Death by hanging protested in Japanese court

Death by hanging protested in Japanese court
A wooden gavel on a white marble backdrop, Tingey Injury Law Firm via Unsplash, 2020


Aysu Amaha Öztürk

Japan and Human Rights Researcher 

Global Human Rights Defence

On November 29th, three death row inmates sued the Japanese government on the ground that death by hanging is illegal according to international law and the Constitution of Japan. The plaintiffs are demanding a change in the system and around $240,000 from the government due to the suffering they have undergone (“Execution by hanging violates international law”, 2022).

It has been reported that in previous trials, it was claimed that hanging does not inflict any suffering and that death is instant. However, the plaintiffs objected to this and referenced physicians who have claimed the contrary. The lawyer of the plaintiffs, Kyoji Mizutani, stated that the information about executions must be investigated before the abolition of the death penalty can be questioned (“Execution by hanging violates international law”, 2022).

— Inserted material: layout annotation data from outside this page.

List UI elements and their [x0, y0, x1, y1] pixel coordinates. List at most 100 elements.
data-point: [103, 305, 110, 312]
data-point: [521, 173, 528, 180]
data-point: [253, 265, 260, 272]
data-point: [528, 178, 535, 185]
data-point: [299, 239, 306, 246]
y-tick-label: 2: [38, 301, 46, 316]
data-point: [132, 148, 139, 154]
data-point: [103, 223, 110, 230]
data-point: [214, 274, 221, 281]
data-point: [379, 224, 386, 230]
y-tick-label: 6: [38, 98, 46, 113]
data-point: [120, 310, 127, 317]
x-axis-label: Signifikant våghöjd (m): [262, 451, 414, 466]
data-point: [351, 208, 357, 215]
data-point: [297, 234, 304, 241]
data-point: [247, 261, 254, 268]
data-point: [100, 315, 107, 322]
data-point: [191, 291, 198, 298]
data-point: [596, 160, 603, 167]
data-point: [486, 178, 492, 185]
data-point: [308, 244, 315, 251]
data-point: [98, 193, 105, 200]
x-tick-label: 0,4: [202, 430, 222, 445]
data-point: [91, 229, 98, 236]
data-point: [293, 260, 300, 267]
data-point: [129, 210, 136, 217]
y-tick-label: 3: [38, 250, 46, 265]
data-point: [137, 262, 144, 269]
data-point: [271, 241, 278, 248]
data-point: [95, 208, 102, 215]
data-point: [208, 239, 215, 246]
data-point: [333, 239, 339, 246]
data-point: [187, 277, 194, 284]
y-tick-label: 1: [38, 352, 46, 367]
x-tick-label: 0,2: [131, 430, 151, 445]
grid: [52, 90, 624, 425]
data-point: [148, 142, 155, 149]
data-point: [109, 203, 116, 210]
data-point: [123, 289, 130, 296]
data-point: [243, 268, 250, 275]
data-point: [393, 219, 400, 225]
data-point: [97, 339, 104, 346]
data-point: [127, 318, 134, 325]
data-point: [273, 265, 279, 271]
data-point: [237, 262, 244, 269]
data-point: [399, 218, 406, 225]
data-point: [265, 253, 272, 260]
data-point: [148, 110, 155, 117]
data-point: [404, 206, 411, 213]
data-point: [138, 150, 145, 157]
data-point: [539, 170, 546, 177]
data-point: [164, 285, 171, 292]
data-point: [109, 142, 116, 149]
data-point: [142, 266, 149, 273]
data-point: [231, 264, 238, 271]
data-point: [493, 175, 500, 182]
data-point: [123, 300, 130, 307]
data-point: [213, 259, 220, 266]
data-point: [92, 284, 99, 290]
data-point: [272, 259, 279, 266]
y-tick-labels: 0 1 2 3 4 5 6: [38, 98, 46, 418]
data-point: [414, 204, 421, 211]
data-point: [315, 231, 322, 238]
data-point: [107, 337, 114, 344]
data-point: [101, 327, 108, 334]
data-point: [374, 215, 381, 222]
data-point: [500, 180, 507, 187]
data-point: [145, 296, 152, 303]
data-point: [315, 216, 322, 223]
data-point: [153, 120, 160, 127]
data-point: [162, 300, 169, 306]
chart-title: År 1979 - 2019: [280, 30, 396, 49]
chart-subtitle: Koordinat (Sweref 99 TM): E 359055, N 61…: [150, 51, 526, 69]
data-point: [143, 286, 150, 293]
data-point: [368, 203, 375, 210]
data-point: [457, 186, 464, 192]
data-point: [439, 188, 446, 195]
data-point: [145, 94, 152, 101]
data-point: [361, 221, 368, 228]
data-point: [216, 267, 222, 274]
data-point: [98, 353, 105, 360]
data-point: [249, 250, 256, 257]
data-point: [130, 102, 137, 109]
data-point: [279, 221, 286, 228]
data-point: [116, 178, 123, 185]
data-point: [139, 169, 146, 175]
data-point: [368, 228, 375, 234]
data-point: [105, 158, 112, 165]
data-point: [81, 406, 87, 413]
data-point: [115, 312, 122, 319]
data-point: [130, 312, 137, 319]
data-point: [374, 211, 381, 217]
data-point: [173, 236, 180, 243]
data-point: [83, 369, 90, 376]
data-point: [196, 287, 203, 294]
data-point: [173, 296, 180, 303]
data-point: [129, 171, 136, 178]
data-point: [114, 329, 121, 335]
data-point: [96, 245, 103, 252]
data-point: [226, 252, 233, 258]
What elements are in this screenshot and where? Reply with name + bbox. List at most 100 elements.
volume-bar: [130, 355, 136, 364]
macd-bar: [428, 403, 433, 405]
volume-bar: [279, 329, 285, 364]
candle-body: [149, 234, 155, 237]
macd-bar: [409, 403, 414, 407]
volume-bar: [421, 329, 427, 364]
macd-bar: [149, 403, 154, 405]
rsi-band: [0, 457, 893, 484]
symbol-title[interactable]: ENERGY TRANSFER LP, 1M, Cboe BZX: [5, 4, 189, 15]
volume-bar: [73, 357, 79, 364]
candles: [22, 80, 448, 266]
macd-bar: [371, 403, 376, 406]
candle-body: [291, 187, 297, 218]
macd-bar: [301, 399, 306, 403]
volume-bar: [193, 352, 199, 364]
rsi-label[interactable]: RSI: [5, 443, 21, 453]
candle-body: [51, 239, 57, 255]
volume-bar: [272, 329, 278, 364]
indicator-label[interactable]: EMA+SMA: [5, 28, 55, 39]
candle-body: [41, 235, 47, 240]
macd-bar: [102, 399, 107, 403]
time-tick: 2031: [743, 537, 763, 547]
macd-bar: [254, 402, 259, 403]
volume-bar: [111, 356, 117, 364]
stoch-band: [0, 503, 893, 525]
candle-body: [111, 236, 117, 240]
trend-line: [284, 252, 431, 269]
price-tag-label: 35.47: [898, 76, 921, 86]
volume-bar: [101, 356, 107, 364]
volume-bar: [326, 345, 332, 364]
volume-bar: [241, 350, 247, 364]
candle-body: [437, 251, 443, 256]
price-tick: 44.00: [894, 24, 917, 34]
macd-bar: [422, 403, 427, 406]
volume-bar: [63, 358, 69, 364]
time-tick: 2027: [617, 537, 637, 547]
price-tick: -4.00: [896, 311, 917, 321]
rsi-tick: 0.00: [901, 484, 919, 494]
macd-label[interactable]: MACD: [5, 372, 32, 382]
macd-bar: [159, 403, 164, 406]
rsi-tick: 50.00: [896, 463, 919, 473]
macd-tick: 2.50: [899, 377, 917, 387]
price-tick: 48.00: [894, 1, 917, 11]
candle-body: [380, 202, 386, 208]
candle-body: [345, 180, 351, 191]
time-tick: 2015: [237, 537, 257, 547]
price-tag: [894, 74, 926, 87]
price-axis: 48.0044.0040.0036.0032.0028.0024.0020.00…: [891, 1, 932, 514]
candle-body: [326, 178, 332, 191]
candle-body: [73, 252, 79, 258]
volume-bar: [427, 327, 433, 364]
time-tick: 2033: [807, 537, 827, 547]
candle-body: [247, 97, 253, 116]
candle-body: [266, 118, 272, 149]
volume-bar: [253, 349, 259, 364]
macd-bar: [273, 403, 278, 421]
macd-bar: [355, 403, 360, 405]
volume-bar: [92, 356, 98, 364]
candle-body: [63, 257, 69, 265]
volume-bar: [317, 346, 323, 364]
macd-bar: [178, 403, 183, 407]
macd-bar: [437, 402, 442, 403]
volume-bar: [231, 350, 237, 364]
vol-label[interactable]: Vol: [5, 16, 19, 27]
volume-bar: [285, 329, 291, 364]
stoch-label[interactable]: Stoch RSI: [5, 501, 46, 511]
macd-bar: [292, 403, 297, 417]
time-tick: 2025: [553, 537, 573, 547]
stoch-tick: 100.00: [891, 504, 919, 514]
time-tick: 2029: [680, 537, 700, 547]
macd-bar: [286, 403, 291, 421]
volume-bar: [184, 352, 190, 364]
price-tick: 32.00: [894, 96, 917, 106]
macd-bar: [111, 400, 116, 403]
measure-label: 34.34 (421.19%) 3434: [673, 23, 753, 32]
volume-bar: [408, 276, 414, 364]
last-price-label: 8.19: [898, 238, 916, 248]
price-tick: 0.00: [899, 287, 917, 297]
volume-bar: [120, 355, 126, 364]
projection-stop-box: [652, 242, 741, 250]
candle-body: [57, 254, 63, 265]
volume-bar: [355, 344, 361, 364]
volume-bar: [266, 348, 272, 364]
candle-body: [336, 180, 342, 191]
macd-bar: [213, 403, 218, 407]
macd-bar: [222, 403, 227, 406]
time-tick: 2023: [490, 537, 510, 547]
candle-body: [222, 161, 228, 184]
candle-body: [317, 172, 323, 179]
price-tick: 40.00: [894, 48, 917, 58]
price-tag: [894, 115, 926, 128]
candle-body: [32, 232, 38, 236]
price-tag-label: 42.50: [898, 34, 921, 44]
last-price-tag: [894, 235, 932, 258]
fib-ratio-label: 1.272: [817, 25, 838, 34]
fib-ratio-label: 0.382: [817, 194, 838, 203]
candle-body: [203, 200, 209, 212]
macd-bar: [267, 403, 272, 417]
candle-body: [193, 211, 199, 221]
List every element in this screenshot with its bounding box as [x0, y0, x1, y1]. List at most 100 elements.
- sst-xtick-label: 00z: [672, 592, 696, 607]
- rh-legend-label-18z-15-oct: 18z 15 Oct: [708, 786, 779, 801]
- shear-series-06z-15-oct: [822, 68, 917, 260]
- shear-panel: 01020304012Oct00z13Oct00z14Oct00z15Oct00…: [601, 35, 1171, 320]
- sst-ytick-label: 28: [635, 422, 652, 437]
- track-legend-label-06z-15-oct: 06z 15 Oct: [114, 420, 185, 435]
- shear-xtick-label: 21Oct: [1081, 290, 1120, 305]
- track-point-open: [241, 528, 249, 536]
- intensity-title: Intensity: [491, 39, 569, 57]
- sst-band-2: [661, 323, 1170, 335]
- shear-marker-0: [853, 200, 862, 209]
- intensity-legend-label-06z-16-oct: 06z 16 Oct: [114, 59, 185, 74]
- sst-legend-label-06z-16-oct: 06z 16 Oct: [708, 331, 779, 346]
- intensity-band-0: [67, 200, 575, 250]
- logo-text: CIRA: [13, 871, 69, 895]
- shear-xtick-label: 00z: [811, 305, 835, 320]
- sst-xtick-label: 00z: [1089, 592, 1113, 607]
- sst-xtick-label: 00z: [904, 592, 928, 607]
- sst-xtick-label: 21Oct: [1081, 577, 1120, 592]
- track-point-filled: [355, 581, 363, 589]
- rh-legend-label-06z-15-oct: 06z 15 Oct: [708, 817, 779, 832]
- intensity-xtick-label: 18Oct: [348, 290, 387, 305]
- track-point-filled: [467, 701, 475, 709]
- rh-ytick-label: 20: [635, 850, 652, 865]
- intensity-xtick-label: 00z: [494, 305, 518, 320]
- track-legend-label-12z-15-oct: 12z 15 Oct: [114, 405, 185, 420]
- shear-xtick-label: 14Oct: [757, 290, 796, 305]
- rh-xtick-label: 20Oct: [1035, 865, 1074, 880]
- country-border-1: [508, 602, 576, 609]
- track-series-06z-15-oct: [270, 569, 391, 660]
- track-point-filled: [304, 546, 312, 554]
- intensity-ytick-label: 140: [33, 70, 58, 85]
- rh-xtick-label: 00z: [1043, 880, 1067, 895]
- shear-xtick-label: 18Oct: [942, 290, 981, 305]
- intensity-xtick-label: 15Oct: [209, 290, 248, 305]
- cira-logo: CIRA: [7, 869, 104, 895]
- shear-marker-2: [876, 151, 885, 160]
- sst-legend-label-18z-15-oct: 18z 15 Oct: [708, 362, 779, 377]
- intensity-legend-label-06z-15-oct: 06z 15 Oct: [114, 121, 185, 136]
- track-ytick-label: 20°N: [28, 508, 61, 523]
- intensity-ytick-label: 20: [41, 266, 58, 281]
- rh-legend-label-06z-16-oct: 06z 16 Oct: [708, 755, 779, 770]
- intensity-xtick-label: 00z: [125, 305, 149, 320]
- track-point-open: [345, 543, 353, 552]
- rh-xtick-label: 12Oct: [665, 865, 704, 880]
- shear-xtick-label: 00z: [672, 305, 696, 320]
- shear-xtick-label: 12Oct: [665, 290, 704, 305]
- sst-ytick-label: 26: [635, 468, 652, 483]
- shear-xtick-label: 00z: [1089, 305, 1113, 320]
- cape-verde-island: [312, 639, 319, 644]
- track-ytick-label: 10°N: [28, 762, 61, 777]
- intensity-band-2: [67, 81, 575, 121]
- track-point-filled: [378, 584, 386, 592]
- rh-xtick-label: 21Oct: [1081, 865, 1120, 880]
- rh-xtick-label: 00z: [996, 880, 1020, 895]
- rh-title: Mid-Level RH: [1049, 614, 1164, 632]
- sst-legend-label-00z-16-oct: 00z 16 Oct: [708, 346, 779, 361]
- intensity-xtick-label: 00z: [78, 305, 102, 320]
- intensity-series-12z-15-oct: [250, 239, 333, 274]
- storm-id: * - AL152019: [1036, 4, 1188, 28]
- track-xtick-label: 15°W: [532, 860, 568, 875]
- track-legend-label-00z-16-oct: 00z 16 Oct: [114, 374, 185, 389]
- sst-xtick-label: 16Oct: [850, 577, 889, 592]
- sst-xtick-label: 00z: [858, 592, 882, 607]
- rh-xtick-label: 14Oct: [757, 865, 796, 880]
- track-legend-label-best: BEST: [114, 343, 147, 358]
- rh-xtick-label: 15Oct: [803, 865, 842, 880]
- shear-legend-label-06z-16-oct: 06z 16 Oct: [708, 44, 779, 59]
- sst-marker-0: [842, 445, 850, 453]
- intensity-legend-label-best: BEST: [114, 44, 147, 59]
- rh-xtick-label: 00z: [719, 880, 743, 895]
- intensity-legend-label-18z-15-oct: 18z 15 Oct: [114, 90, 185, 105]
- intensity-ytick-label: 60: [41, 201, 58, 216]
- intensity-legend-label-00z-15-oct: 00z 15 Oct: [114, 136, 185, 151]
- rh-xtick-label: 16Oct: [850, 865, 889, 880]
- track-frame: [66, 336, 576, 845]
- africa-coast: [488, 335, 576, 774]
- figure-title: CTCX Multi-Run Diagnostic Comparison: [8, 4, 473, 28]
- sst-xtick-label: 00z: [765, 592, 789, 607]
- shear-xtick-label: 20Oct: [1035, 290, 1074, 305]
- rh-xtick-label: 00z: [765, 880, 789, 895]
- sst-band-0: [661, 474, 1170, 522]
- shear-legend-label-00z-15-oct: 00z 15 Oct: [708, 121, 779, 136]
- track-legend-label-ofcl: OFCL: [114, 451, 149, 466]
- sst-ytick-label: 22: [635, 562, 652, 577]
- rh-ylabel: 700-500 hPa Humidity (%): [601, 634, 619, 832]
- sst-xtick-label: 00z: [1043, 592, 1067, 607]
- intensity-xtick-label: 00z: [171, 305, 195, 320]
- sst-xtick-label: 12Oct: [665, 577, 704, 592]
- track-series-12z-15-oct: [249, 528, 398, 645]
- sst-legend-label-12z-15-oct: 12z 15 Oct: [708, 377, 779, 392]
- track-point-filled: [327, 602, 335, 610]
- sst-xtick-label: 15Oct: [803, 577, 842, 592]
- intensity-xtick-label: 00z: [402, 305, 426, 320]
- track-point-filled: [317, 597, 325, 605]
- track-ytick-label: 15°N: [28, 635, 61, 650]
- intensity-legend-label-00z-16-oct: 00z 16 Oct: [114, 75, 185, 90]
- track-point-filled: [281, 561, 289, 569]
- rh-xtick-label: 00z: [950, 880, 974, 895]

Japan has been called by different organisations to abolish the death penalty (CCPR, 2022; Human Rights Watch, 2022; Amnesty International, 2019). However, the cases opened by inmates in Osaka highlight a different point of the issue, which is the inhuman and cruel character of the death penalty law in Japan. Japan must change its current regime on the death penalty or at least, how it is executed. If its stance resumes as it is, it will keep violating the International Covenant on Civil and Political Rights (ICCPR) which it ratified in 1979. This is especially the case when taking Article 7, which prohibits cruel, inhuman or degrading treatment or punishment, into account. 

Sources and further reading:

Amnesty International. (2019, 26 December). Japan: Execution a shameful stain on human rights record of Olympic hosts [Press release].

Execution by hanging violates international law. (2022, November 29). Mainichi Shimbun.

Human Rights Bodies. Ratification Status for Japan. United Nations Human Rights Treaty Bodies Database.

Human Rights Watch (2022). World Report 2022: Japan.

UN Human Rights Committee. (2022, November 3). 136th session, Concluding observations on the seventh periodic report of Japan (UN Doc. CCPR/C/JPN/CO/7). United Nations Human Rights Treaty Bodies Database.